Washington, D.C. - "Danger, danger, danger." That was the theme of Jay Sekulow's presentation on the last day of opening arguments in the Senate impeachment trial of President Trump. At issue, he noted, is whether or not the president abused his power by ignoring the advice of some of his staff on his phone call with Ukrainian President Zelensky. The White House defense team says he unequivocally did not and that there was no apparent quid pro quo when Trump asked Ukraine to investigate the Bidens' Burisma scandal.
"To lower the bar of impeachment would impact the functioning of our republic," Sekulow, chief counsel for the American Center for Law & Justice, argued on Tuesday.
So he urged the jurors to "put themselves in the president's shoes." Sekulow helped them do that by recapping a few of the abuses Trump has experienced the past few years, even before he became president. Such as Crossfire Hurricane. In 2016, then-presidential candidate Donald Trump and members of his campaign were the subjects of surveillance thanks to a FISA warrant that had been obtained on the basis of an unverified and salacious dossier. A scathing Inspector General report released in December detailed just how much the FISA court had been abused.
Jay Sekulow highlights the bias against President Trump in FISA abuses.
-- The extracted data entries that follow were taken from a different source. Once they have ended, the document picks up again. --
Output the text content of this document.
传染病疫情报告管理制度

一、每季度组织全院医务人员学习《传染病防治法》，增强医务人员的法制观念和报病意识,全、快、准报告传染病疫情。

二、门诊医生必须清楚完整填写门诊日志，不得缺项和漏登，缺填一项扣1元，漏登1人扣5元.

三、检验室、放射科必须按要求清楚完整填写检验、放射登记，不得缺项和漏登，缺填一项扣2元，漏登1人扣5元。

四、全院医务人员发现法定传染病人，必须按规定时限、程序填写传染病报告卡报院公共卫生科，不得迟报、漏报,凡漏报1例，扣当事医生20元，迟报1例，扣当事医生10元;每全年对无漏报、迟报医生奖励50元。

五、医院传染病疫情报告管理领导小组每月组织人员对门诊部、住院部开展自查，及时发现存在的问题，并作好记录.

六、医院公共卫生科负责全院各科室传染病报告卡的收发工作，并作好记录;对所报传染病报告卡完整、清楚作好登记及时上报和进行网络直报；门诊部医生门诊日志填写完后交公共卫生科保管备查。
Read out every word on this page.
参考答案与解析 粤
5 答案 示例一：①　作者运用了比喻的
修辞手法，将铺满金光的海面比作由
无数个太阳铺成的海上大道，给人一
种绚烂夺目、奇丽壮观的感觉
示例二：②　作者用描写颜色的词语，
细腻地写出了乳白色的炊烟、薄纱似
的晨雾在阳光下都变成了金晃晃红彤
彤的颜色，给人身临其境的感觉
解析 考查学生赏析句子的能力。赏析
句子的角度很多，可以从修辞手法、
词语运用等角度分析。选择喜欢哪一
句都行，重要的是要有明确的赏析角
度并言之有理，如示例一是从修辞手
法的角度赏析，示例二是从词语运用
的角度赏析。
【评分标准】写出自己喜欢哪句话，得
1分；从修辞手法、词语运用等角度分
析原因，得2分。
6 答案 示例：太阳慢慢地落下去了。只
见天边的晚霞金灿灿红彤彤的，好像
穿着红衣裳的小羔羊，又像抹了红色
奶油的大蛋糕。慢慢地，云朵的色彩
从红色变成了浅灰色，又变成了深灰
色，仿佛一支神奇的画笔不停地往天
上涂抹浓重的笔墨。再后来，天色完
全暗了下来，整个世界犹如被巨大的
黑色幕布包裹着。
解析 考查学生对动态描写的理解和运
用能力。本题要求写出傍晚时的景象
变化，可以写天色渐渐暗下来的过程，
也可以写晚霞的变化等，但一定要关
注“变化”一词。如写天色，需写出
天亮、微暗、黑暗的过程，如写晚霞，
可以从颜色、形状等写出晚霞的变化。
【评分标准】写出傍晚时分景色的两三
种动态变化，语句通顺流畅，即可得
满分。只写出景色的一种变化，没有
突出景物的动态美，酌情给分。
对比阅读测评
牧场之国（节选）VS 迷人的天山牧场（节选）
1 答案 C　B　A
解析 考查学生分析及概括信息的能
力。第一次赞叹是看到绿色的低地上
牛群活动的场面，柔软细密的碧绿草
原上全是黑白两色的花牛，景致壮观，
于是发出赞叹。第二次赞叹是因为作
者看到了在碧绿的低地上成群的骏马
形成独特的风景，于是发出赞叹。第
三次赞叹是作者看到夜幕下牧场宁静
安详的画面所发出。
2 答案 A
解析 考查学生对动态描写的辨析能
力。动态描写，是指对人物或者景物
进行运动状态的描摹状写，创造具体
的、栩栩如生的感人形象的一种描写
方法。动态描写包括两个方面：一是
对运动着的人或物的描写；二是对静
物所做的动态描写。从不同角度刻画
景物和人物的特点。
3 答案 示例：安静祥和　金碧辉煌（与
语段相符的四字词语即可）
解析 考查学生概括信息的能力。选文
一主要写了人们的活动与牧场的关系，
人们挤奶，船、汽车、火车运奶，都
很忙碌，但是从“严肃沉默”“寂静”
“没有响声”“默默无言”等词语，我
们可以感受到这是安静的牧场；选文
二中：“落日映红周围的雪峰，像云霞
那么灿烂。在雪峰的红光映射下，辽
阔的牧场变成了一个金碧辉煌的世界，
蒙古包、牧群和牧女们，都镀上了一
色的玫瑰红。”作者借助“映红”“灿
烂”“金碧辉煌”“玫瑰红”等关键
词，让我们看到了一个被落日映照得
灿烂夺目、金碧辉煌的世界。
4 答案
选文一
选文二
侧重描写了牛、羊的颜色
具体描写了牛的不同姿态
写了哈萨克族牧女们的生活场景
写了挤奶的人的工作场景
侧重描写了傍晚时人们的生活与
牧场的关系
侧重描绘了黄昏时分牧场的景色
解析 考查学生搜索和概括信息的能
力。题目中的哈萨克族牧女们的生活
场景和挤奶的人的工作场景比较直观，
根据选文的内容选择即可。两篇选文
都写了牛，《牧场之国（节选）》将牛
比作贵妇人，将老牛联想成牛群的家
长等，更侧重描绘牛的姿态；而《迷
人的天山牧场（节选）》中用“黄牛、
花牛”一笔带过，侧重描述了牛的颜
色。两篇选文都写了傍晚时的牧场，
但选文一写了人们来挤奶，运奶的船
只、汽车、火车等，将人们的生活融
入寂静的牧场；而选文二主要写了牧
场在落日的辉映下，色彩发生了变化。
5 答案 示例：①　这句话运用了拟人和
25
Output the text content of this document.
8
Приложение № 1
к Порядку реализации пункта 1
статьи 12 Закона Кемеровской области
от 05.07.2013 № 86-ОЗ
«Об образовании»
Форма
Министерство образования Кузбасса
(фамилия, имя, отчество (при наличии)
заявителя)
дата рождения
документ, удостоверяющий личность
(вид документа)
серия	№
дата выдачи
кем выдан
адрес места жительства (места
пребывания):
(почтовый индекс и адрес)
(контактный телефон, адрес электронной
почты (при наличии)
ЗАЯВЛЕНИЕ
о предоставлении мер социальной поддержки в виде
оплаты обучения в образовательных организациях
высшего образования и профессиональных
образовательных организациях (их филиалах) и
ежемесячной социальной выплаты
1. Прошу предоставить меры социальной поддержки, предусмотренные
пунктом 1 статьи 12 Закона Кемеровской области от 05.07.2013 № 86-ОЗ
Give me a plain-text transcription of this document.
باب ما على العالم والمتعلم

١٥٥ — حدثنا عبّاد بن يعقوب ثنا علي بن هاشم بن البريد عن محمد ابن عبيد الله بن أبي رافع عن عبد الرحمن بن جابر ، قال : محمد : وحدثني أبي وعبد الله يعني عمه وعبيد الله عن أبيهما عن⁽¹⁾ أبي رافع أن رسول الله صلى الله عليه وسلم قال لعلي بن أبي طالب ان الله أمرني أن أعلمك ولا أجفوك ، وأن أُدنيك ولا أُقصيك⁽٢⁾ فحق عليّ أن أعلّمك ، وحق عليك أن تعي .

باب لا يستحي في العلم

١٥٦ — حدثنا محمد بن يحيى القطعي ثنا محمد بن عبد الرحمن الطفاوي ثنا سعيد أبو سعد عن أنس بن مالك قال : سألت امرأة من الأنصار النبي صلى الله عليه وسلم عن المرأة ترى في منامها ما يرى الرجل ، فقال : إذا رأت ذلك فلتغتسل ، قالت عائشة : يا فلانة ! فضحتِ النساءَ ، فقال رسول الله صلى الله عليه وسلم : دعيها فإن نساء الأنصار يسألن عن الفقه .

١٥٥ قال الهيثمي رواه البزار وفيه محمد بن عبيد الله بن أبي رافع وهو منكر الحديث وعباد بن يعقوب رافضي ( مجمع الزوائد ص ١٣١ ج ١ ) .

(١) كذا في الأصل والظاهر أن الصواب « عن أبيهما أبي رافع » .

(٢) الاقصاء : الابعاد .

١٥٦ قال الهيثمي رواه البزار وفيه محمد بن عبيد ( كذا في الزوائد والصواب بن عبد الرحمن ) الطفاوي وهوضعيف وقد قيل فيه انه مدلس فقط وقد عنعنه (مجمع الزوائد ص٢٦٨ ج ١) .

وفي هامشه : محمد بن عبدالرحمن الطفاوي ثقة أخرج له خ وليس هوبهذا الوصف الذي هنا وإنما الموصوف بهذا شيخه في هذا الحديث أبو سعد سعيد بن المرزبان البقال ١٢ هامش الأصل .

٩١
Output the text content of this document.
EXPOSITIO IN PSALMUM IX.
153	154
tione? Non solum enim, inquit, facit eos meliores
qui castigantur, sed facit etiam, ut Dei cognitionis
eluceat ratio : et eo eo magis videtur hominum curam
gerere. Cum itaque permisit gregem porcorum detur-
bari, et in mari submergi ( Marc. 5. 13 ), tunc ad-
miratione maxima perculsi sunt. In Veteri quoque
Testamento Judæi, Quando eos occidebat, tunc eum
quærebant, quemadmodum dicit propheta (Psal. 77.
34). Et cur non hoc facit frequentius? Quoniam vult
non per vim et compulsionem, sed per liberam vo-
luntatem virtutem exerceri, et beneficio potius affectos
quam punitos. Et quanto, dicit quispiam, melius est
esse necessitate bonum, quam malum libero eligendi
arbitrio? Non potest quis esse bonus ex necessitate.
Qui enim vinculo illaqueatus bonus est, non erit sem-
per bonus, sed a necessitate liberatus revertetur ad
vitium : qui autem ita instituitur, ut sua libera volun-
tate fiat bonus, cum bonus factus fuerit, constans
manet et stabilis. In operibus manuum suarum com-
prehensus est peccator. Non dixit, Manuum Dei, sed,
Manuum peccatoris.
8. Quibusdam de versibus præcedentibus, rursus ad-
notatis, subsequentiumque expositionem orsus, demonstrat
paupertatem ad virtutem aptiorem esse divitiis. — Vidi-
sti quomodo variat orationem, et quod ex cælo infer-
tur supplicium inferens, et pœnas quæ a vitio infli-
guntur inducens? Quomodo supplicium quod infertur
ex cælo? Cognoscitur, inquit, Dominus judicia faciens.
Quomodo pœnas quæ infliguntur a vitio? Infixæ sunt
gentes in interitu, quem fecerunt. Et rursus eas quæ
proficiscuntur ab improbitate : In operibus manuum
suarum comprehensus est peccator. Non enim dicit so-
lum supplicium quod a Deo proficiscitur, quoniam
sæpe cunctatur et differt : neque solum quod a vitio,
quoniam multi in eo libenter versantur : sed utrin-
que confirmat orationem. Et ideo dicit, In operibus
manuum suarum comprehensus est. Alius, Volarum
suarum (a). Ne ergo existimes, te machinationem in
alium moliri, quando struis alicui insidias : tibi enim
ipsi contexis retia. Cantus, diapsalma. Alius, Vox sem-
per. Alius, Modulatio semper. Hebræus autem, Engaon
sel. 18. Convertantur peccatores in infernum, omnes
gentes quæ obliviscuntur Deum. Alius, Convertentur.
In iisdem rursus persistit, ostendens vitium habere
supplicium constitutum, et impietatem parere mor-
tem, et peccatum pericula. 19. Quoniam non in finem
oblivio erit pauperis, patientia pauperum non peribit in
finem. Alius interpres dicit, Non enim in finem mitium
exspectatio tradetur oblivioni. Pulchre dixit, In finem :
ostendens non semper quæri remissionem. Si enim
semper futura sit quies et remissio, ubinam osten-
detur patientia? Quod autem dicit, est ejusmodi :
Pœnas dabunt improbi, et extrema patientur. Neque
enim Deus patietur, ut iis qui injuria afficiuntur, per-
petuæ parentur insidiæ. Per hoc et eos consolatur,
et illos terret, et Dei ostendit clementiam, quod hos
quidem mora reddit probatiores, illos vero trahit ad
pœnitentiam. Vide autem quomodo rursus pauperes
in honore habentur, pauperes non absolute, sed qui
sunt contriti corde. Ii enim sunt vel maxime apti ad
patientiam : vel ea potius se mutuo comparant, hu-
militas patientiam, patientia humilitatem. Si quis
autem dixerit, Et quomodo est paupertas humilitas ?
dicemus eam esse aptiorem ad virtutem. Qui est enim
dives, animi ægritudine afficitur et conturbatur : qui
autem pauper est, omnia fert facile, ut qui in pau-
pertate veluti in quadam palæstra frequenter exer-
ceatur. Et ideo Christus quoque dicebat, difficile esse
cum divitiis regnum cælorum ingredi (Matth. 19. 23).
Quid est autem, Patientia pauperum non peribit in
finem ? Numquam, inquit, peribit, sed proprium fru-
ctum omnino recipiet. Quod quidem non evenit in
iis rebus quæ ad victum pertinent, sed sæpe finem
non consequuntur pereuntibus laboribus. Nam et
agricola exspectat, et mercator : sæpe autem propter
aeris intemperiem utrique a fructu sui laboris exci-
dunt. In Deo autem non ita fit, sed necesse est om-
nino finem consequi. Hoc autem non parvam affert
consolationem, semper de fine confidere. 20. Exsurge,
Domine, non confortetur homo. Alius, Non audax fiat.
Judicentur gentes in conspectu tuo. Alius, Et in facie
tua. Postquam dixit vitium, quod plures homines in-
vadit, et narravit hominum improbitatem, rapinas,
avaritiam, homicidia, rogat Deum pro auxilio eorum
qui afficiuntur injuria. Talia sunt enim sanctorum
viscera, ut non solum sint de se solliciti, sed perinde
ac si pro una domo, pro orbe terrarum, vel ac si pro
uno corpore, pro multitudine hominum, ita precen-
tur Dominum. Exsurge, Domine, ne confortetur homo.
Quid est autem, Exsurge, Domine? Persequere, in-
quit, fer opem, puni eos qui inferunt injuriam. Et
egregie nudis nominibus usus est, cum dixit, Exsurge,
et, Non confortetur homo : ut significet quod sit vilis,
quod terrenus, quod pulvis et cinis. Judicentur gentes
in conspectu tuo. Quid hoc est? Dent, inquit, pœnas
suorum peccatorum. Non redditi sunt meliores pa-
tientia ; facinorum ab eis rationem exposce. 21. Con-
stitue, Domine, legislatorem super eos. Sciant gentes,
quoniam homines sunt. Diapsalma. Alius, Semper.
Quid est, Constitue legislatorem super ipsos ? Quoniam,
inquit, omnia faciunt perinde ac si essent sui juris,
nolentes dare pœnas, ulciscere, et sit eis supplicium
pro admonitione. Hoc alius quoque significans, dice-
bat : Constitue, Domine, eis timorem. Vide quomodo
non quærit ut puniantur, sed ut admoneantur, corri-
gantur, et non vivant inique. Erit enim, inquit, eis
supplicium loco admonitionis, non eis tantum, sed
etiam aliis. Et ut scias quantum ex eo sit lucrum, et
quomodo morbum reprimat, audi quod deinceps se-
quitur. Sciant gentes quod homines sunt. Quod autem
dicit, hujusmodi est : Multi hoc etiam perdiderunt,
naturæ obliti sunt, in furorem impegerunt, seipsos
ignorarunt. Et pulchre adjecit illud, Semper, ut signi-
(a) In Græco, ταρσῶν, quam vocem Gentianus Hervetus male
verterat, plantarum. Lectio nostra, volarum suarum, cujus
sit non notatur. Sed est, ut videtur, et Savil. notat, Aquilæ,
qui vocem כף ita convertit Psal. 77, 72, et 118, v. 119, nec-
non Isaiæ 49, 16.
— Tommy Pigott (@TCPigott) January 28, 2020
Democrat "members, managers here, managers at this table right here, said that any discussions on the abuse...were conspiracy theories"pic.twitter.com/hQrqKZBmjZ
The FISA court, Sekulow explained, features no cross examination.
"It was a court based on trust," Sekulow said. "That trust was violated."
The abuse didn't stop there. Former FBI Director James Comey decided to leak a conversation he had with the president, which Sekulow said was done in order to obtain the appointment of a special counsel. The FBI lawyer who committed fraud was then appointed to the Robert Mueller case.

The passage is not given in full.